After decades of service, FDNY Commissioner Daniel A. Nigro announced his retirement from the department.
Nigro is the fourth longest-serving Fire Commissioner in the department’s history, and one of only six individuals to hold every rank in the FDNY. Nigro’s retirement will be effective on Feb. 16.
“Since the day I raised my right hand 53 years ago and followed my father into the greatest fire department in the world, I have been blessed, privileged, and truly honored to serve the people of our great city,” said Fire Commissioner Nigro. “On days of triumphant rescues and during times of unimaginable loss, the members of the FDNY — our firefighters, EMTs, paramedics, fire marshals, fire inspectors, and civilian staff — have always answered the call. They are extraordinary people and are deeply committed to protecting the lives and property of all New Yorkers. It has been the honor of a lifetime to serve as their Fire Commissioner.”
Nigro was appointed a Firefighter on Nov. 29, 1969, following in the footsteps of his father, FDNY Captain Daniel Nigro, who served the department for 33 years. He was first assigned to Engine Company 21 in Manhattan, and over the next 32 years, he rose through the ranks of the FDNY, serving as a Lieutenant at Engine Company 35 in East Harlem, as a Captain at Engine Company 8 in Manhattan, and as a Battalion Chief in Battalion 19 in the Bronx.
In 1988, while he was a Battalion Chief Nigro served in several administrative positions at FDNY headquarters, including the Chief of Personnel and the Chief of the Bureau of Health Services, where he would oversee medical care and treatment for FDNY members. In 1993, he was promoted to deputy chief and returned to the field, serving in Division 3 in Manhattan. One year later, Nigro was appointed Deputy Assistant Chief and was a key player in merging the Emergency Medical Service of the New York City Health + Hospitals Corporation into the FDNY, ultimately becoming the chief in charge of EMS following the merger. Nigro was promoted to Chief of Operations in 1997 and proceeded to oversee all operations and training for more than 14,000 uniformed fire and EMS personnel.
Nigro was appointed Chief of Department following the Sept. 11, 2001 attacks. He oversaw the rescue and recovery operations at the World Trade Center site and the beginning of the rebuilding of the department following the death of 343 FDNY members. He also oversaw all major uniformed FDNY bureaus: Operations, Training, EMS, Communications, and Fire Prevention, holding the highest uniform rank. He retired in 2002 and returned as the 33rd Fire Commissioner in June 2014.
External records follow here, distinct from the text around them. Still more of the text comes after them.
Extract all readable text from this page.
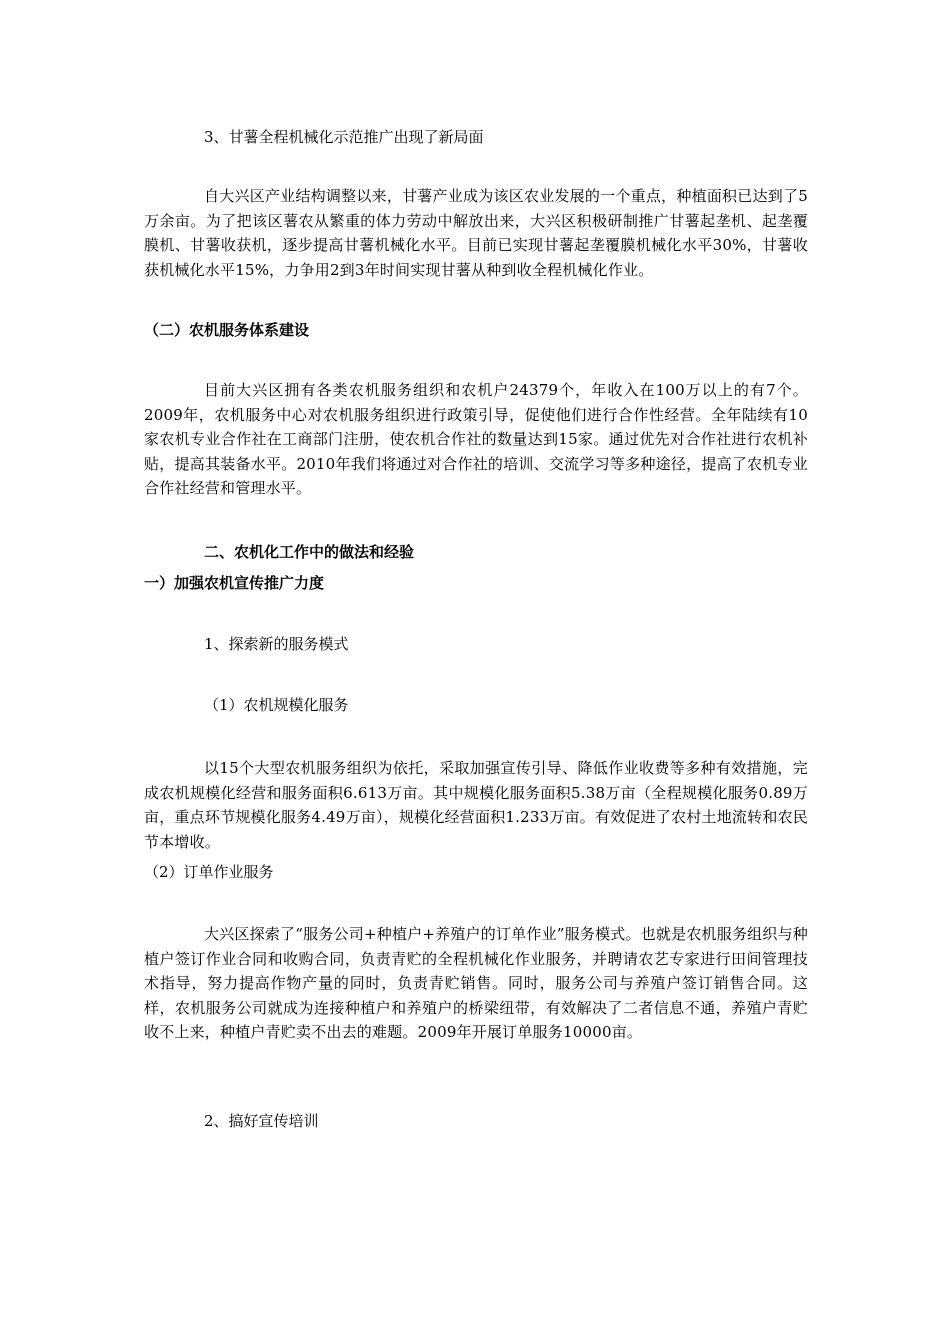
3、甘薯全程机械化示范推广出现了新局面
自大兴区产业结构调整以来，甘薯产业成为该区农业发展的一个重点，种植面积已达到了5万余亩。为了把该区薯农从繁重的体力劳动中解放出来，大兴区积极研制推广甘薯起垄机、起垄覆膜机、甘薯收获机，逐步提高甘薯机械化水平。目前已实现甘薯起垄覆膜机械化水平30%，甘薯收获机械化水平15%，力争用2到3年时间实现甘薯从种到收全程机械化作业。
（二）农机服务体系建设
目前大兴区拥有各类农机服务组织和农机户24379个，年收入在100万以上的有7个。2009年，农机服务中心对农机服务组织进行政策引导，促使他们进行合作性经营。全年陆续有10家农机专业合作社在工商部门注册，使农机合作社的数量达到15家。通过优先对合作社进行农机补贴，提高其装备水平。2010年我们将通过对合作社的培训、交流学习等多种途径，提高了农机专业合作社经营和管理水平。
二、农机化工作中的做法和经验
一）加强农机宣传推广力度
1、探索新的服务模式
（1）农机规模化服务
以15个大型农机服务组织为依托，采取加强宣传引导、降低作业收费等多种有效措施，完成农机规模化经营和服务面积6.613万亩。其中规模化服务面积5.38万亩（全程规模化服务0.89万亩，重点环节规模化服务4.49万亩），规模化经营面积1.233万亩。有效促进了农村土地流转和农民节本增收。
（2）订单作业服务
大兴区探索了“服务公司+种植户+养殖户的订单作业”服务模式。也就是农机服务组织与种植户签订作业合同和收购合同，负责青贮的全程机械化作业服务，并聘请农艺专家进行田间管理技术指导，努力提高作物产量的同时，负责青贮销售。同时，服务公司与养殖户签订销售合同。这样，农机服务公司就成为连接种植户和养殖户的桥梁纽带，有效解决了二者信息不通，养殖户青贮收不上来，种植户青贮卖不出去的难题。2009年开展订单服务10000亩。
2、搞好宣传培训
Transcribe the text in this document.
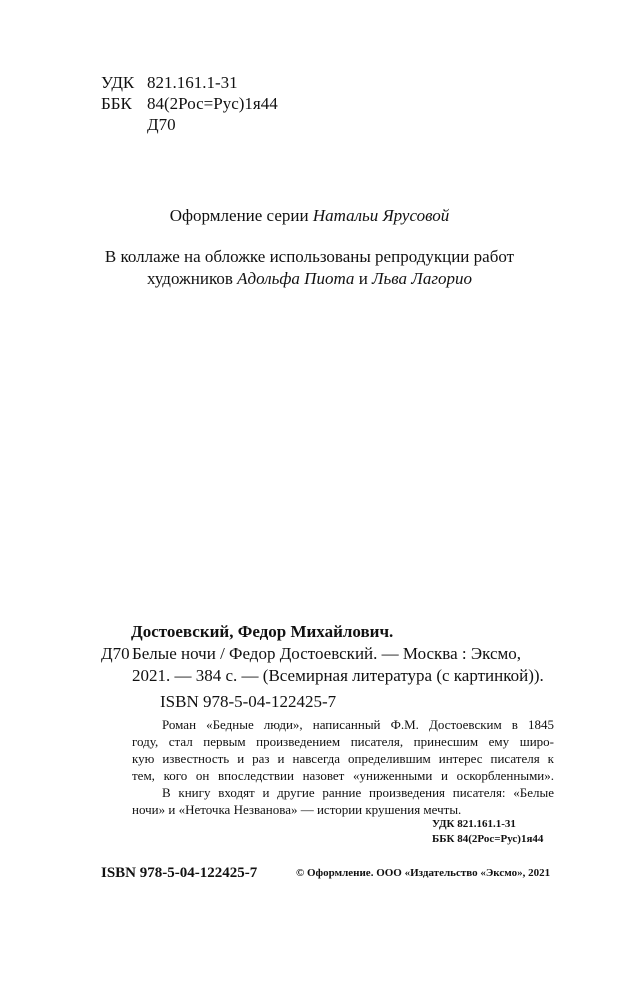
УДК 821.161.1-31
ББК 84(2Рос=Рус)1я44
Д70
Оформление серии Натальи Ярусовой
В коллаже на обложке использованы репродукции работ
художников Адольфа Пиота и Льва Лагорио
Достоевский, Федор Михайлович.
Д70 Белые ночи / Федор Достоевский. — Москва : Эксмо,
2021. — 384 с. — (Всемирная литература (с картинкой)).
ISBN 978-5-04-122425-7
Роман «Бедные люди», написанный Ф.М. Достоевским в 1845
году, стал первым произведением писателя, принесшим ему широ-
кую известность и раз и навсегда определившим интерес писателя к
тем, кого он впоследствии назовет «униженными и оскорбленными».
В книгу входят и другие ранние произведения писателя: «Белые
ночи» и «Неточка Незванова» — истории крушения мечты.
УДК 821.161.1-31
ББК 84(2Рос=Рус)1я44
ISBN 978-5-04-122425-7	© Оформление. ООО «Издательство «Эксмо», 2021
During his time as FDNY Commissioner, Nigro oversaw the department’s response to COVID-19, including the highest period of medical calls in New York City history and the creation of a vaccination program for FDNY members, city employees, and homebound New Yorkers. The department has also executed a recruitment campaign that led to the most diverse group of applicants in FDNY history, with more women and people of color serving as firefighters now than ever before, under Nigro’s tenure. Nigro also worked to expand fire safety education efforts with new programs that have installed and distributed more than 250,000 smoke and carbon monoxide alarms citywide.
“Dan and I have had an amazing relationship over our long careers in public service. He’s a tireless champion for New Yorkers, and a friend who I’ve leaned on time and again,” said Mayor Eric Adams. “From overseeing the heroic 9/11 rescue and recovery efforts to leading the FDNY’s unwavering response during the pandemic, Dan has worked tirelessly to protect all New Yorkers. New Yorkers, whether they know it or not, are all safer because of the work he’s done and owe him their thanks. Dan defines public service and will be deeply missed by me and the entire department.”
Nigro resides in Queens with his wife, Lynn.